Une grande partie des dispositions actuelles du Code de déontologie des pharmaciens date de 1974. Or, à l’instar de la société, les conditions d’exercice et les pratiques professionnelles évoluent. En ce qui concerne notre profession par exemple, les nouvelles responsabilités confiées par le législateur au pharmacien exigent un encadrement déontologique approprié.

Amorcée depuis deux ans, notre réflexion à ce sujet s’est concrétisée en février 2004 par la création d’un comité de révision du Code de déontologie des pharmaciens. Piloté par une personne dont l’intégrité est au dessus de tout soupçon, M. Robert Diamant, président de l’Office des professions du Québec de 1993 à 1998, ce comité a actuellement pour objectif de terminer la révision de tout le Code de déontologie des pharmaciens avant la fin du printemps 2005.

Donnant suite aux premiers travaux de ce comité, le Bureau de l’Ordre en est venu à la conclusion qu’il fallait placer l’indépendance professionnelle du pharmacien au coeur des préoccupations déontologiques. Tout patient doit être certain, quand il consulte un pharmacien, que celui-ci agit en toute indépendance, et notamment que les actes qu’il pose à son égard ne sont pas influencés par des considérations financières indues.

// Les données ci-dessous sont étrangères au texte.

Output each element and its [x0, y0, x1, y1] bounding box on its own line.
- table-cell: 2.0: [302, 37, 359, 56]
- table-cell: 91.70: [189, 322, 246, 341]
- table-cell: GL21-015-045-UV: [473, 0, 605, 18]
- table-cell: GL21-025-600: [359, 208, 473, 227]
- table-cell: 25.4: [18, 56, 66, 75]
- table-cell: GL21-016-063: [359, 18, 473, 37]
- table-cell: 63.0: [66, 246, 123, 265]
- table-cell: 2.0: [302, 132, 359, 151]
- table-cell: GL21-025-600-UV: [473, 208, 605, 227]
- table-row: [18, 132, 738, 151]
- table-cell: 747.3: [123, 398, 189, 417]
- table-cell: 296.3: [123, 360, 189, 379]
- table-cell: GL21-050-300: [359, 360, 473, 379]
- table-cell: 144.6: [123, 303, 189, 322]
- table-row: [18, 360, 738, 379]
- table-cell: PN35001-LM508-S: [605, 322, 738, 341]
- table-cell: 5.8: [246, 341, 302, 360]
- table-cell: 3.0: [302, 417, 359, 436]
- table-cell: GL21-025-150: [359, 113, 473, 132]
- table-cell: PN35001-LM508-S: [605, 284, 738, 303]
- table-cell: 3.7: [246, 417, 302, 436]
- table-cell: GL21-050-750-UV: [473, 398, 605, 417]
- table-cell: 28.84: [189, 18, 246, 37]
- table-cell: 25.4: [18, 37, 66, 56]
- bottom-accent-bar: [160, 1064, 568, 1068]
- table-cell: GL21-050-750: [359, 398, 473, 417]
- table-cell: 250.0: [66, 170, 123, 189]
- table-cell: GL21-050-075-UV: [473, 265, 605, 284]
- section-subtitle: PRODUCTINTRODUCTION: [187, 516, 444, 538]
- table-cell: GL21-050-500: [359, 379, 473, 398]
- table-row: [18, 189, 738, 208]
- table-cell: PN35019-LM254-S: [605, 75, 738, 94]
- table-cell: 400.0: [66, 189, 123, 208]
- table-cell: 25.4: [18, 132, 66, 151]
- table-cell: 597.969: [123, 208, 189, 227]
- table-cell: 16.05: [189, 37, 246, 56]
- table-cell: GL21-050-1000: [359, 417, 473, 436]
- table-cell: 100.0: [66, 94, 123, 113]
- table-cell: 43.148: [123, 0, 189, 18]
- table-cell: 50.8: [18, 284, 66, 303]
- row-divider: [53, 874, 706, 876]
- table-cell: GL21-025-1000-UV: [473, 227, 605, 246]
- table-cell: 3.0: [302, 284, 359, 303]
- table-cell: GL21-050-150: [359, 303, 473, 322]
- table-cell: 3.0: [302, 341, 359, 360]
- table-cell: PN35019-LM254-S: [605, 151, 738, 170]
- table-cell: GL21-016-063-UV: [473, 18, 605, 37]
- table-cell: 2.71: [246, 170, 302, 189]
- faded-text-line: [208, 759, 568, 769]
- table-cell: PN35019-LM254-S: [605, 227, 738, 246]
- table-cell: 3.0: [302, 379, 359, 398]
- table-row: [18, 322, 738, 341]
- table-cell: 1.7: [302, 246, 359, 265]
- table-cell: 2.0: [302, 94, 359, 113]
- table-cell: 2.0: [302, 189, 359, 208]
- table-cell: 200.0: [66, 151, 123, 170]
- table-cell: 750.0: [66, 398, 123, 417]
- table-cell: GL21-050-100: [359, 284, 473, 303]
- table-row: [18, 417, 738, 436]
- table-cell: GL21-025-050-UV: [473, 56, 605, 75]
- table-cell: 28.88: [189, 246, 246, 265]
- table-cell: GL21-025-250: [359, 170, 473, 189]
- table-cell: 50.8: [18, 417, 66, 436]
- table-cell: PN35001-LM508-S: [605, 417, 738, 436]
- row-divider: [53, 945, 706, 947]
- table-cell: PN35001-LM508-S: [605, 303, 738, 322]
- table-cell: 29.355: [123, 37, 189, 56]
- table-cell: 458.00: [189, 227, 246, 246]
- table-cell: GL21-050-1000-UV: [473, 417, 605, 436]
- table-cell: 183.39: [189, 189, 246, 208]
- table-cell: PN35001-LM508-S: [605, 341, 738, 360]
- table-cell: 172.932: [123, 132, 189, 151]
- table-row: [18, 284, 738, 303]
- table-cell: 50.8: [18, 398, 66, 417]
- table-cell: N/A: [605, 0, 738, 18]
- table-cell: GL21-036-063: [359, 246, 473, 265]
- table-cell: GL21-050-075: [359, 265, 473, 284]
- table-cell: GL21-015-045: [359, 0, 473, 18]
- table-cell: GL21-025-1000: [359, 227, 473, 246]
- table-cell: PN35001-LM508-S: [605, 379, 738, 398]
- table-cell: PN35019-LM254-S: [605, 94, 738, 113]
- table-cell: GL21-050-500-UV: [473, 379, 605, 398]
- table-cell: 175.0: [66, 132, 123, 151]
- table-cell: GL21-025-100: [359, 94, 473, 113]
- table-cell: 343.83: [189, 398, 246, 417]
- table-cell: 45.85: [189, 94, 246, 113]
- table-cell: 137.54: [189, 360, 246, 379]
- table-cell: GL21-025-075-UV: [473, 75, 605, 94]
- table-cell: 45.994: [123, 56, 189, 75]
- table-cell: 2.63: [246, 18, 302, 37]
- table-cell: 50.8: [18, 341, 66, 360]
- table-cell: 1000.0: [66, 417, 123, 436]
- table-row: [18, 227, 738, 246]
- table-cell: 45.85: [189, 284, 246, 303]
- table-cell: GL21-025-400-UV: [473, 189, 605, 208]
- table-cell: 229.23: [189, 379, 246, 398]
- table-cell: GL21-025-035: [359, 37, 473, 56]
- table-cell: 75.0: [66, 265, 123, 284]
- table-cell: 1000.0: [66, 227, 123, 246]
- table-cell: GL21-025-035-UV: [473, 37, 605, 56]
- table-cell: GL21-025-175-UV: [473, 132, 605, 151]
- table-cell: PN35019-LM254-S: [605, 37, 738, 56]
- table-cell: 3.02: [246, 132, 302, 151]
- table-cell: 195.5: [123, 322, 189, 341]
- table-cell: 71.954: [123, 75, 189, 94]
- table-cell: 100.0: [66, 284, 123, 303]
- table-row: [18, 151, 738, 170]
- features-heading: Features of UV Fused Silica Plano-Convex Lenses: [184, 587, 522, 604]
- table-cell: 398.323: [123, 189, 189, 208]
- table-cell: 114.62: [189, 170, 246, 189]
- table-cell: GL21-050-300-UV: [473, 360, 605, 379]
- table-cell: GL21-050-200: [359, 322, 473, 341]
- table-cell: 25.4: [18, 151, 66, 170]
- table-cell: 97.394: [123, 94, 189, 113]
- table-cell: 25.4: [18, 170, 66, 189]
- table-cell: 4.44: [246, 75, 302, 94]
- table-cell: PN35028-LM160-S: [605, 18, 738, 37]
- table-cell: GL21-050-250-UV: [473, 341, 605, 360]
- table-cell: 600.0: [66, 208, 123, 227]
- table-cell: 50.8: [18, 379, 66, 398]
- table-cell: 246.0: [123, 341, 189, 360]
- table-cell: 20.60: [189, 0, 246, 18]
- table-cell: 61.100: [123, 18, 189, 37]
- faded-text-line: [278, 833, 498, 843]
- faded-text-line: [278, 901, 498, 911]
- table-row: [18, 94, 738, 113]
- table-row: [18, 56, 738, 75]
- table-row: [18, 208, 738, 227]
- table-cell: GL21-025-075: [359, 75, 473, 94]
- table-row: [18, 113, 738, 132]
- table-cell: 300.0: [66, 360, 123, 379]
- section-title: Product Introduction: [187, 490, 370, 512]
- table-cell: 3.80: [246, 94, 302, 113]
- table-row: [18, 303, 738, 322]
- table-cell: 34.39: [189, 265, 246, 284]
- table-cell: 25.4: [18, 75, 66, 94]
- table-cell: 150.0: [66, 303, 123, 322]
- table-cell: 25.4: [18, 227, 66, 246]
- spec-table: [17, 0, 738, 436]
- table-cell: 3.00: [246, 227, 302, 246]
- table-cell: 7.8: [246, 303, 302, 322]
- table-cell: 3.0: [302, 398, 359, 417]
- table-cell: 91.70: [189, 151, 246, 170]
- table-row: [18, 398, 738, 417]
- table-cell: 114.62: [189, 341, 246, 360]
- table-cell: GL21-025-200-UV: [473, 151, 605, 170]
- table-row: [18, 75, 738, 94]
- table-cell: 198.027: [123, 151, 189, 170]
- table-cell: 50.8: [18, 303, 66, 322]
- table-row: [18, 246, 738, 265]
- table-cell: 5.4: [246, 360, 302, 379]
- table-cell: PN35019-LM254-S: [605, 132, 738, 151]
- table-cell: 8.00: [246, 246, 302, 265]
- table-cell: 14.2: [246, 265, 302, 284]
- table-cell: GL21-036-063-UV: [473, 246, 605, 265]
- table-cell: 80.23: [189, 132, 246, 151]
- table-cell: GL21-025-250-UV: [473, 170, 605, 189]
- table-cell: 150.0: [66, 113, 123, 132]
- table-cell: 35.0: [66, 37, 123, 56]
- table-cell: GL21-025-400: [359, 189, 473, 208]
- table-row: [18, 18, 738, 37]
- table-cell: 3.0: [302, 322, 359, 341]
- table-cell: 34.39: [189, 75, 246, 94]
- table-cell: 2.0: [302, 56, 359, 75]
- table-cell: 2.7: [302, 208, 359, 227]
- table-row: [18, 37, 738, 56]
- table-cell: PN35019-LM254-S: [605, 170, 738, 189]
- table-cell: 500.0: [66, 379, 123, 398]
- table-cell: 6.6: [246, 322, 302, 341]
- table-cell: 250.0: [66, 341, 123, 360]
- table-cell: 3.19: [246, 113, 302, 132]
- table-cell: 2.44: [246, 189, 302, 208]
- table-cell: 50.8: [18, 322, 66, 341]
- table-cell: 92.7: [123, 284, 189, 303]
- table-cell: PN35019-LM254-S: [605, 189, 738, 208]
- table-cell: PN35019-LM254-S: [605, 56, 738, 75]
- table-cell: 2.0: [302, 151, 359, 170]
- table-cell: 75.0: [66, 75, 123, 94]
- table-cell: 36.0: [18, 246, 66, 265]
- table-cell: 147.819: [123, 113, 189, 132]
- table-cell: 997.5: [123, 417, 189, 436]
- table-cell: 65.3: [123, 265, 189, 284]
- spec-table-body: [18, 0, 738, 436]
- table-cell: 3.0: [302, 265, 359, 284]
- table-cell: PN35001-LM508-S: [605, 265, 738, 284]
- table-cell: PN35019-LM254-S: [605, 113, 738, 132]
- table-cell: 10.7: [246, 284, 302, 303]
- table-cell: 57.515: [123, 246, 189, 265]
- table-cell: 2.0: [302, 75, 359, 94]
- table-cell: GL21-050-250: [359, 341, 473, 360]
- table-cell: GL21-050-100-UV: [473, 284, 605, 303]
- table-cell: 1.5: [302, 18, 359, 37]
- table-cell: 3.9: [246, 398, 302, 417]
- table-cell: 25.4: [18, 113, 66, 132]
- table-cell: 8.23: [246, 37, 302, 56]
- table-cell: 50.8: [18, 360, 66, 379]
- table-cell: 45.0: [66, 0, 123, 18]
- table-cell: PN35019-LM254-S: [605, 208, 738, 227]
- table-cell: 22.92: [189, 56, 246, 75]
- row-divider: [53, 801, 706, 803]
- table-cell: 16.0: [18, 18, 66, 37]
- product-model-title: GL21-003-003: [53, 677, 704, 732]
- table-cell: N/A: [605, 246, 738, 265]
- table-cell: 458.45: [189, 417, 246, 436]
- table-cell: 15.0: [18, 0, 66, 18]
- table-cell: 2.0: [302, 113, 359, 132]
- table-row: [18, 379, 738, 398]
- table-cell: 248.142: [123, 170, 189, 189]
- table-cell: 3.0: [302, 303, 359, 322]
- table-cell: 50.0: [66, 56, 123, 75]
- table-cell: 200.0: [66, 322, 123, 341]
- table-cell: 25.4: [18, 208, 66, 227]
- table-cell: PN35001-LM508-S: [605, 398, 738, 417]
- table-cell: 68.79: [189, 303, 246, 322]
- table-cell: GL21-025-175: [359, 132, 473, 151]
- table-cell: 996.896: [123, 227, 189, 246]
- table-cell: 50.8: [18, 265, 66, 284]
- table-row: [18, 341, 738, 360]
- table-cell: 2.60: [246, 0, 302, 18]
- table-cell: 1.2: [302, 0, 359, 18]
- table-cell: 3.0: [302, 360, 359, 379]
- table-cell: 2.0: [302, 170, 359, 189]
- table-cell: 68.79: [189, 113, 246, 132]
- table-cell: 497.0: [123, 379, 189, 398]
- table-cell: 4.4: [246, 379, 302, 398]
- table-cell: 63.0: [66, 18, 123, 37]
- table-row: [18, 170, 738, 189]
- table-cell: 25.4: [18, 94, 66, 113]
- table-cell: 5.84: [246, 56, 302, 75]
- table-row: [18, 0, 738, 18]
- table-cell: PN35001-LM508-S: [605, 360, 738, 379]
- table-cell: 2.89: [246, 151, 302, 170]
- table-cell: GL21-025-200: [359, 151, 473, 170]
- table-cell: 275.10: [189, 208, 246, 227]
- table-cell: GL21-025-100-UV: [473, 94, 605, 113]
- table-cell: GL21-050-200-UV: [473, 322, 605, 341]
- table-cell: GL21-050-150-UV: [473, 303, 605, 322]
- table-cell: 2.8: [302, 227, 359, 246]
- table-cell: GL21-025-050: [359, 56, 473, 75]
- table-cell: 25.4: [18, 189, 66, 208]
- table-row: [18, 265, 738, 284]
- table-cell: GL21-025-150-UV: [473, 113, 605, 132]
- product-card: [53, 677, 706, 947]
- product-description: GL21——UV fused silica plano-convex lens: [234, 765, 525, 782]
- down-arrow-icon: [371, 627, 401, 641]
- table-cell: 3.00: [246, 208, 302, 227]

C’est avec cette préoccupation que le Bureau a reçu une première proposition, visant l’article 3.05.06 du Code de déontologie. Cette proposition nuance aussi les notions d’avantages et de ristournes inclus à cet article, puisque certains avantages ou ristournes ne mettent pas en cause le maintien de l’indépendance professionnelle du pharmacien. Les codes de déontologie de plusieurs autres professions contiennent des dispositions semblables.

Les administrateurs du Bureau ont posé ce geste en étant bien conscients qu’il s’agissait là de la première étape d’une démarche globale de révision des règles déontologiques et éthiques. Plusieurs autres recommandations du comité de révision trouveront leur application dans les propositions à venir, particulièrement au chapitre de la nécessaire transparence des activités professionnelles du pharmacien.

Enfin, rappelons qu’une consultation sur un projet de règlement a pour but de bonifier ce projet. La consultation en cours a amené la réception de commentaires, dont certains portent précisément sur ce besoin de transparence. C’est seulement à la suite de l’analyse de ces commentaires que le Bureau de l’Ordre prendra une décision.

4) Conclusion

Nous espérons que ces quelques lignes auront contribué à dissiper les ambiguïtés créées par l’association indistincte de faits et des situations non reliés entre eux ou non clairement démontrés. Une lecture partielle des événements et des faits aurait pour conséquence néfaste de mettre en doute la capacité et la volonté de notre ordre d’assurer pleinement sa mission. L’Ordre des pharmaciens du Québec a toujours agi dans le respect intégral de son mandat de protection du public. Notre action s’exerce en toute transparence et en collaboration et avec les instances publiques concernées.